Something you can try to (non-destructively) ameliorate the situation:

  • be sure to not having mlocate/slocate indexing your /backup-root/ (you can use the prunefs facility to avoid that), or metadata cache trashing will severly impair your backup time;
  • for the same reason, avoid running du on /backup-root/. If needed, run du only on the specific subfolder interested;
  • lower vfs_cache_pressure from the default value (100) to a more conservative one (10 or 20). This will instruct the kernel to prefer metadata caching, rather than data caching; this should, in turn, speed up the rsnapshot/rsync discovery phase;
  • you can try adding a writethrough metadata caching device, for example via lvmcache or bcache. This metadata device should obviously be an SSD;
  • increase your available RAM.
  • as you are using ext4, be aware of inode allocation issues (read here for an example). This is not directly correlated to performance, but it is an important factor when having so many files on an ext-based filesystem.

Other things you can try - but these are destructive operations:

  • use XFS with both -ftype and -finobt option set;
  • use ZFS on Linux (ZoL) with compressed ARC and primarycache=metadata setting (and, maybe, an L2ARC for read-only cache).
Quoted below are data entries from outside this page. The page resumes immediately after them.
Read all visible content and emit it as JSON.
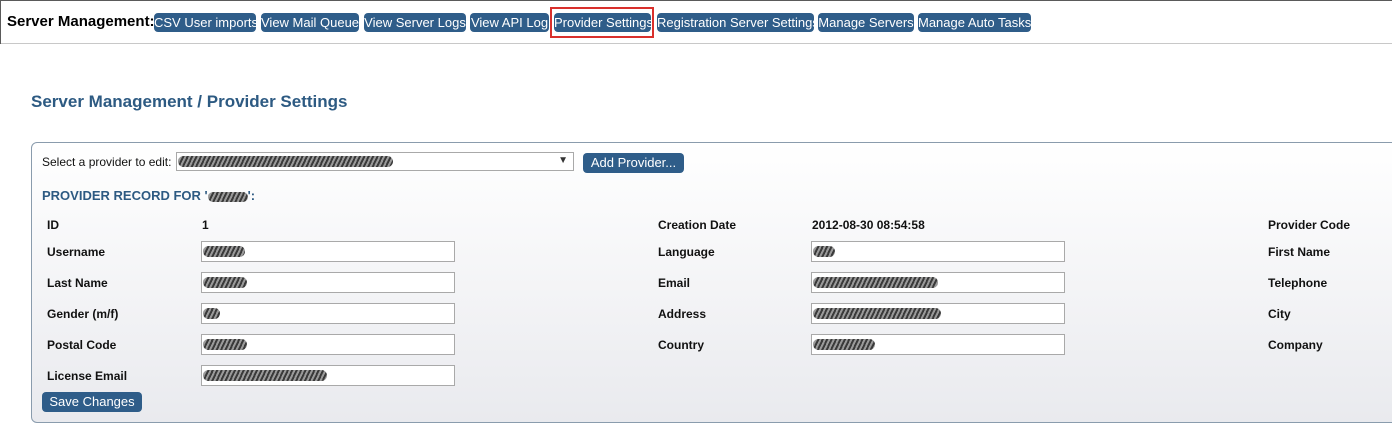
{
  "header": {
    "label": "Server Management:",
    "nav": [
      {
        "label": "CSV User imports"
      },
      {
        "label": "View Mail Queue"
      },
      {
        "label": "View Server Logs"
      },
      {
        "label": "View API Log"
      },
      {
        "label": "Provider Settings",
        "active": true
      },
      {
        "label": "Registration Server Settings"
      },
      {
        "label": "Manage Servers"
      },
      {
        "label": "Manage Auto Tasks"
      }
    ]
  },
  "page": {
    "title": "Server Management / Provider Settings"
  },
  "provider_select": {
    "label": "Select a provider to edit:",
    "value": "",
    "add_button": "Add Provider..."
  },
  "record": {
    "title_prefix": "PROVIDER RECORD FOR '",
    "title_suffix": "':",
    "fields": {
      "id": {
        "label": "ID",
        "value": "1"
      },
      "creation_date": {
        "label": "Creation Date",
        "value": "2012-08-30 08:54:58"
      },
      "provider_code": {
        "label": "Provider Code"
      },
      "username": {
        "label": "Username",
        "value": ""
      },
      "language": {
        "label": "Language",
        "value": ""
      },
      "first_name": {
        "label": "First Name"
      },
      "last_name": {
        "label": "Last Name",
        "value": ""
      },
      "email": {
        "label": "Email",
        "value": ""
      },
      "telephone": {
        "label": "Telephone"
      },
      "gender": {
        "label": "Gender (m/f)",
        "value": ""
      },
      "address": {
        "label": "Address",
        "value": ""
      },
      "city": {
        "label": "City"
      },
      "postal_code": {
        "label": "Postal Code",
        "value": ""
      },
      "country": {
        "label": "Country",
        "value": ""
      },
      "company": {
        "label": "Company"
      },
      "license_email": {
        "label": "License Email",
        "value": ""
      }
    },
    "save_button": "Save Changes"
  },
  "colors": {
    "button_bg": "#2f5d89",
    "title": "#2d5a82",
    "highlight": "#d9302c"
  }
}
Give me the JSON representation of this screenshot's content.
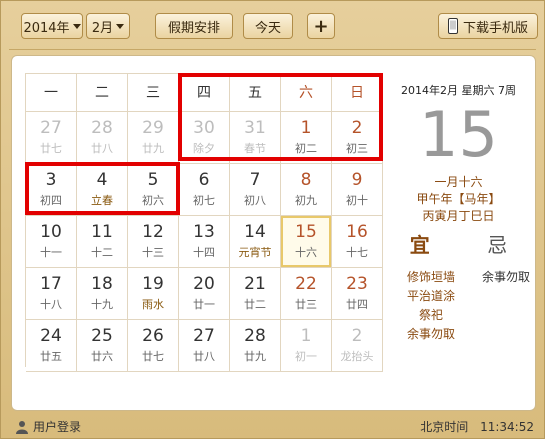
{
  "toolbar": {
    "year": "2014年",
    "month": "2月",
    "holiday_btn": "假期安排",
    "today_btn": "今天",
    "plus_btn": "+",
    "download_btn": "下载手机版"
  },
  "weekdays": [
    "一",
    "二",
    "三",
    "四",
    "五",
    "六",
    "日"
  ],
  "days": [
    {
      "d": "27",
      "l": "廿七",
      "other": true
    },
    {
      "d": "28",
      "l": "廿八",
      "other": true
    },
    {
      "d": "29",
      "l": "廿九",
      "other": true
    },
    {
      "d": "30",
      "l": "除夕",
      "other": true
    },
    {
      "d": "31",
      "l": "春节",
      "other": true
    },
    {
      "d": "1",
      "l": "初二",
      "we": true
    },
    {
      "d": "2",
      "l": "初三",
      "we": true
    },
    {
      "d": "3",
      "l": "初四"
    },
    {
      "d": "4",
      "l": "立春",
      "fest": true
    },
    {
      "d": "5",
      "l": "初六"
    },
    {
      "d": "6",
      "l": "初七"
    },
    {
      "d": "7",
      "l": "初八"
    },
    {
      "d": "8",
      "l": "初九",
      "we": true
    },
    {
      "d": "9",
      "l": "初十",
      "we": true
    },
    {
      "d": "10",
      "l": "十一"
    },
    {
      "d": "11",
      "l": "十二"
    },
    {
      "d": "12",
      "l": "十三"
    },
    {
      "d": "13",
      "l": "十四"
    },
    {
      "d": "14",
      "l": "元宵节",
      "fest": true
    },
    {
      "d": "15",
      "l": "十六",
      "we": true,
      "today": true
    },
    {
      "d": "16",
      "l": "十七",
      "we": true
    },
    {
      "d": "17",
      "l": "十八"
    },
    {
      "d": "18",
      "l": "十九"
    },
    {
      "d": "19",
      "l": "雨水",
      "fest": true
    },
    {
      "d": "20",
      "l": "廿一"
    },
    {
      "d": "21",
      "l": "廿二"
    },
    {
      "d": "22",
      "l": "廿三",
      "we": true
    },
    {
      "d": "23",
      "l": "廿四",
      "we": true
    },
    {
      "d": "24",
      "l": "廿五"
    },
    {
      "d": "25",
      "l": "廿六"
    },
    {
      "d": "26",
      "l": "廿七"
    },
    {
      "d": "27",
      "l": "廿八"
    },
    {
      "d": "28",
      "l": "廿九"
    },
    {
      "d": "1",
      "l": "初一",
      "other": true
    },
    {
      "d": "2",
      "l": "龙抬头",
      "other": true,
      "fest": true
    }
  ],
  "side": {
    "header": "2014年2月 星期六 7周",
    "big_day": "15",
    "lunar": "一月十六",
    "ganzhi_year": "甲午年【马年】",
    "ganzhi_day": "丙寅月丁巳日",
    "yi": "宜",
    "ji": "忌",
    "yi_items": [
      "修饰垣墙",
      "平治道涂",
      "祭祀",
      "余事勿取"
    ],
    "ji_items": [
      "余事勿取"
    ]
  },
  "footer": {
    "login": "用户登录",
    "time_label": "北京时间",
    "time": "11:34:52"
  },
  "colors": {
    "highlight": "#e20000",
    "accent": "#8a4a10",
    "weekend": "#b5532a"
  }
}
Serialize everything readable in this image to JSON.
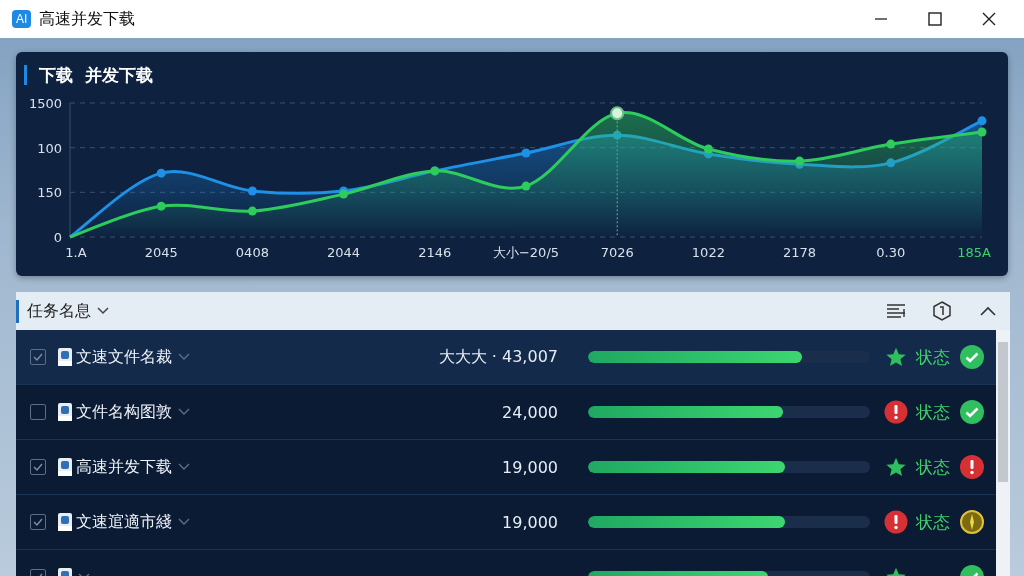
{
  "window": {
    "title": "高速并发下载",
    "logo": "AI"
  },
  "chart_panel": {
    "title": "下载  并发下载",
    "y_labels": [
      "1500",
      "100",
      "150",
      "0"
    ],
    "x_labels": [
      "1.A",
      "2045",
      "0408",
      "2044",
      "2146",
      "大小−20/5",
      "7026",
      "1022",
      "2178",
      "0.30",
      "185A"
    ]
  },
  "task_panel": {
    "title": "任务名息",
    "rows": [
      {
        "selected": true,
        "checked": true,
        "name": "文速文件名裁",
        "count": "大大大 · 43,007",
        "level": 0.76,
        "flag": {
          "kind": "star"
        },
        "status": "状态",
        "status_icon": {
          "kind": "check"
        }
      },
      {
        "selected": false,
        "checked": false,
        "name": "文件名构图敦",
        "count": "24,000",
        "level": 0.69,
        "flag": {
          "kind": "alert"
        },
        "status": "状态",
        "status_icon": {
          "kind": "check"
        }
      },
      {
        "selected": false,
        "checked": true,
        "name": "高速并发下载",
        "count": "19,000",
        "level": 0.7,
        "flag": {
          "kind": "star"
        },
        "status": "状态",
        "status_icon": {
          "kind": "alert"
        }
      },
      {
        "selected": false,
        "checked": true,
        "name": "文速逭適市綫",
        "count": "19,000",
        "level": 0.7,
        "flag": {
          "kind": "alert"
        },
        "status": "状态",
        "status_icon": {
          "kind": "pending"
        }
      },
      {
        "selected": false,
        "checked": true,
        "level": 0.64,
        "flag": {
          "kind": "star"
        },
        "status_icon": {
          "kind": "check"
        }
      }
    ]
  }
}
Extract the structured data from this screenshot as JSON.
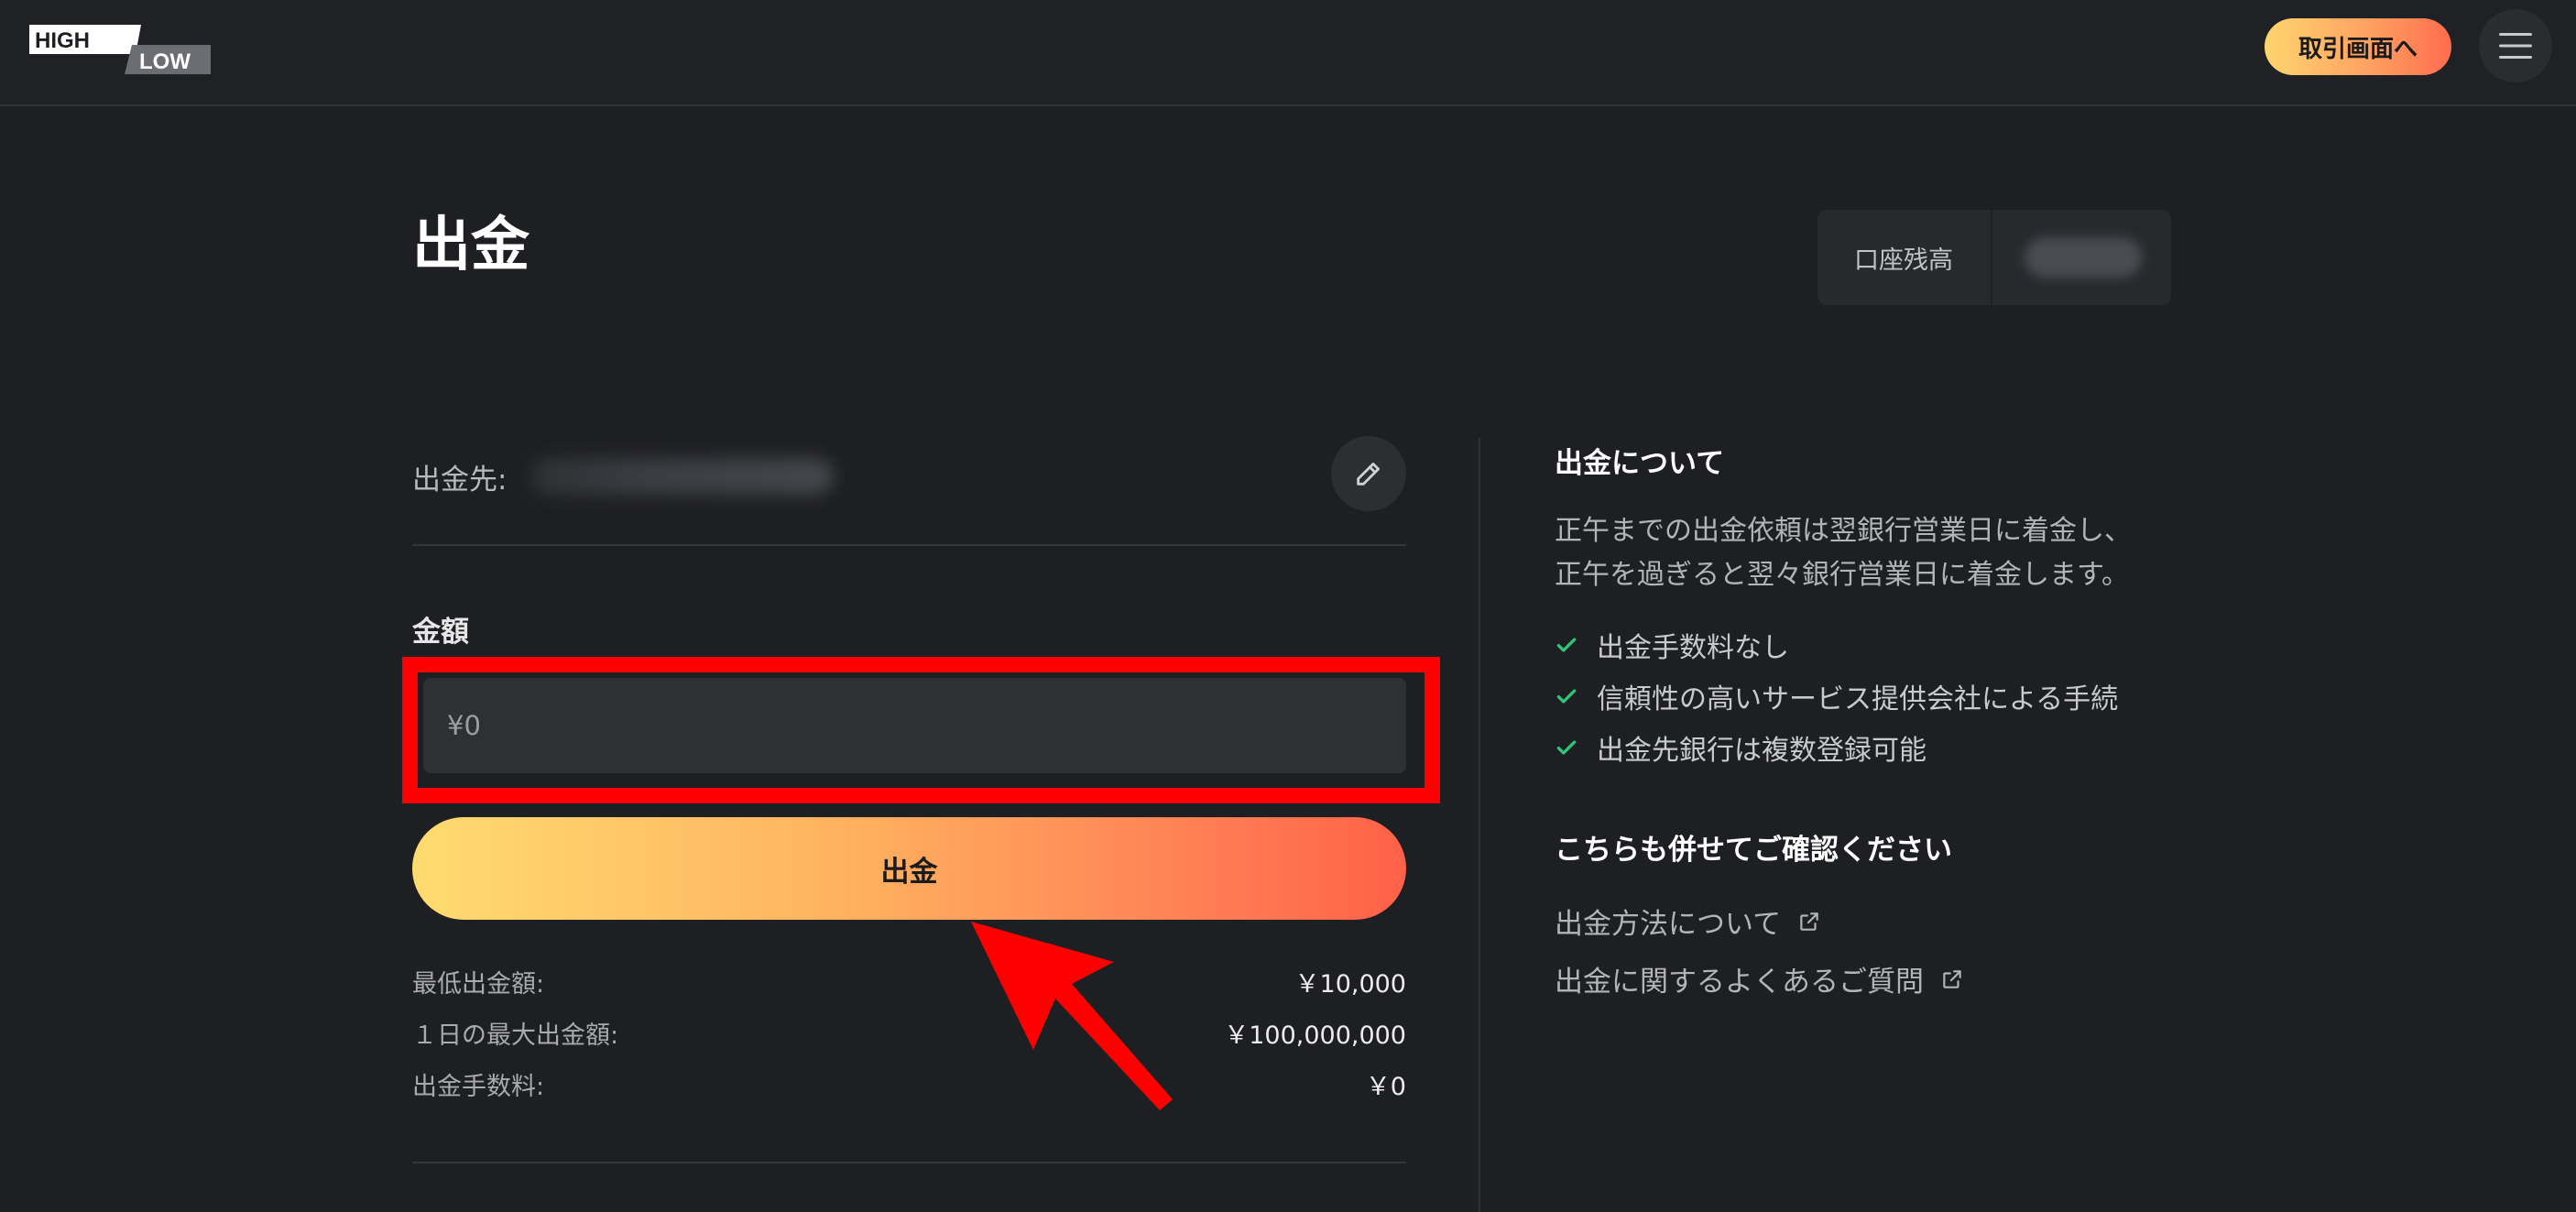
{
  "header": {
    "logo": {
      "top": "HIGH",
      "bottom": "LOW"
    },
    "trade_button": "取引画面へ",
    "menu_icon": "hamburger-menu-icon"
  },
  "page": {
    "title": "出金",
    "balance_label": "口座残高",
    "balance_value": "¥●●●●●"
  },
  "withdraw_form": {
    "destination_label": "出金先:",
    "edit_icon": "pencil-icon",
    "amount_label": "金額",
    "amount_placeholder": "¥0",
    "submit_label": "出金",
    "limits": [
      {
        "label": "最低出金額:",
        "value": "￥10,000"
      },
      {
        "label": "１日の最大出金額:",
        "value": "￥100,000,000"
      },
      {
        "label": "出金手数料:",
        "value": "￥0"
      }
    ]
  },
  "about": {
    "title": "出金について",
    "description_lines": [
      "正午までの出金依頼は翌銀行営業日に着金し、",
      "正午を過ぎると翌々銀行営業日に着金します。"
    ],
    "features": [
      "出金手数料なし",
      "信頼性の高いサービス提供会社による手続",
      "出金先銀行は複数登録可能"
    ],
    "check_color": "#2fc67a"
  },
  "confirm": {
    "title": "こちらも併せてご確認ください",
    "links": [
      "出金方法について",
      "出金に関するよくあるご質問"
    ],
    "link_icon": "external-link-icon"
  },
  "colors": {
    "background": "#1e1f22",
    "accent_start": "#ffdb6f",
    "accent_end": "#ff6148",
    "annotation_red": "#ff0000"
  }
}
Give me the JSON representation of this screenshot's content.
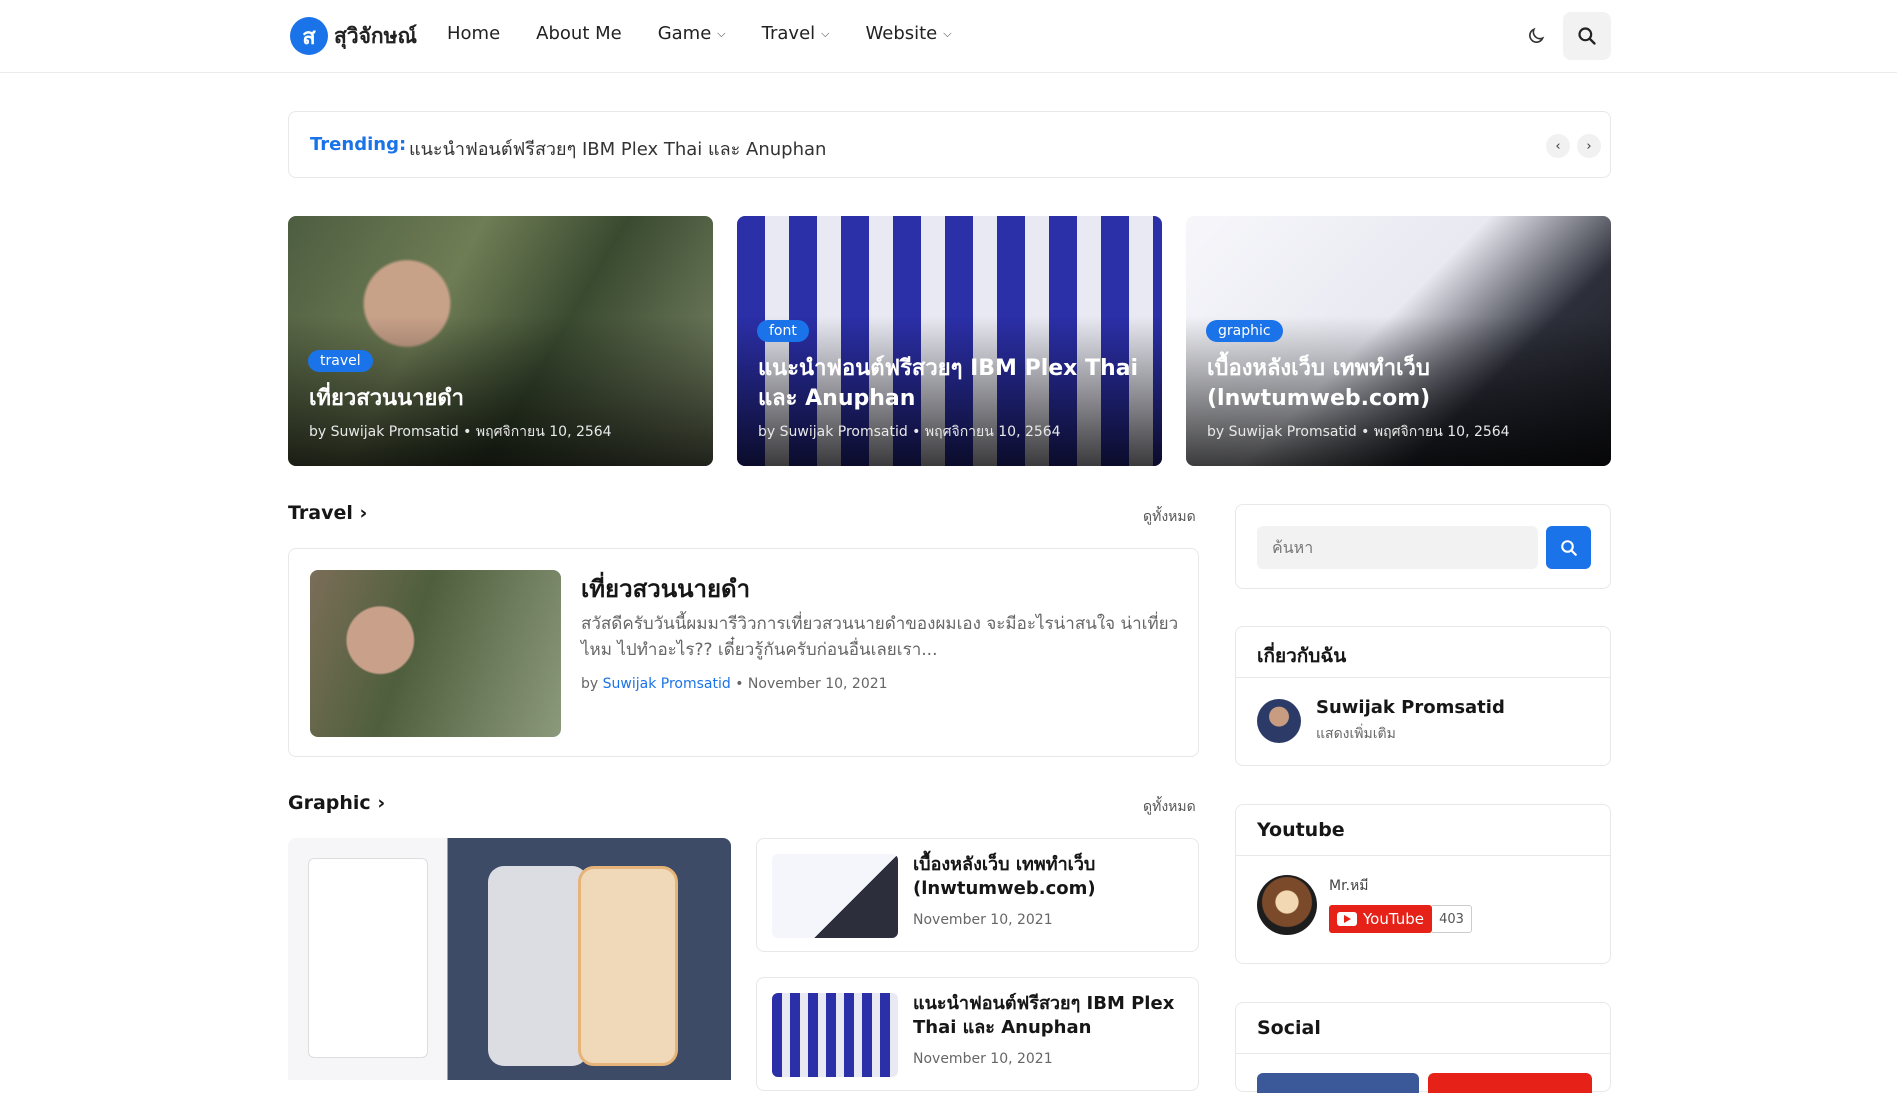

This Filesystem stores a huge amount of small files with very many SEEK operations but low IO throughput.

🎉

This is thing that catches lots of people nowadays. Alas, conventional FSes do not scale any well here. I can give you probably just a few advices when it comes to the set-up you already have: EXT4 over RAID-6 on HDDs:

  1. Lower vm.vfs_cache_pressure down, say to 1. It'd change cacheing bias towards preserving more metadata (inode, dentry) instead of data itself and it should have positive effect in reducing number of seeks
  2. Add more RAM. Although it might look strange for a server that doesn't run any piggy apps, remember: the only way to reduce seeks is to keep more metadata in faster storage, given that you have 16 GB only it seems that it should be relatively easy to increase the RAM amount
  3. As I've said EXT4 isn't good choice for the use case you have, but still you can put in use some of the features it poses to soothe pain:
    • external journal is supported so you can try adding SSD (better mirrored) and place the journal there. Check out "ext4: external journal caveats"
    • Try switching journal mode to "all data's being journaled" mounting with data=journal
  4. Try moving files outside of single FS scope. For e. g., if you have LVM-2 here you can create volumes of a lesser size and use them for a time being, then when it gets full, create another one and so on.
    • If you don't have LVM-2 you can try doing that with /dev/loop but it's not that convenient and probably less performant

UPD.: since it's turned out to be Linux Software RAID (LSR) RAID-6, here goes additional item:

  1. LSR has own tuning options that many people seem to overlook
    • Stripe cache, that can be set thus to maximum: echo 32768 | sudo tee /sys/devices/virtual/block/md*/md/stripe_cache_size — But do this with care (use lesser value if needed) since the size is chunk-size multiple and depending on the chunk size you've chosen it would take different amount of RAM
    • External journal which can be also on those mirrored SSDs (but currently MD device created w/o journal can't be converted to use one).

— That's probably most of what can be improved w/o from scratch re-design.

I have a very poor performance since the file system (60TB net) exceeded 50% usage. At the moment, the usage is at 75%

That's very serious issue because that high disk space occupancy level only worsen fragmentation. And more fragmentation means more seeks. Wonder no longer why it gave more-or-less acceptable performance before reaching 50 %. Lots of manuals have clear recommendations to do not allow FSes grow up behind 75—80 %.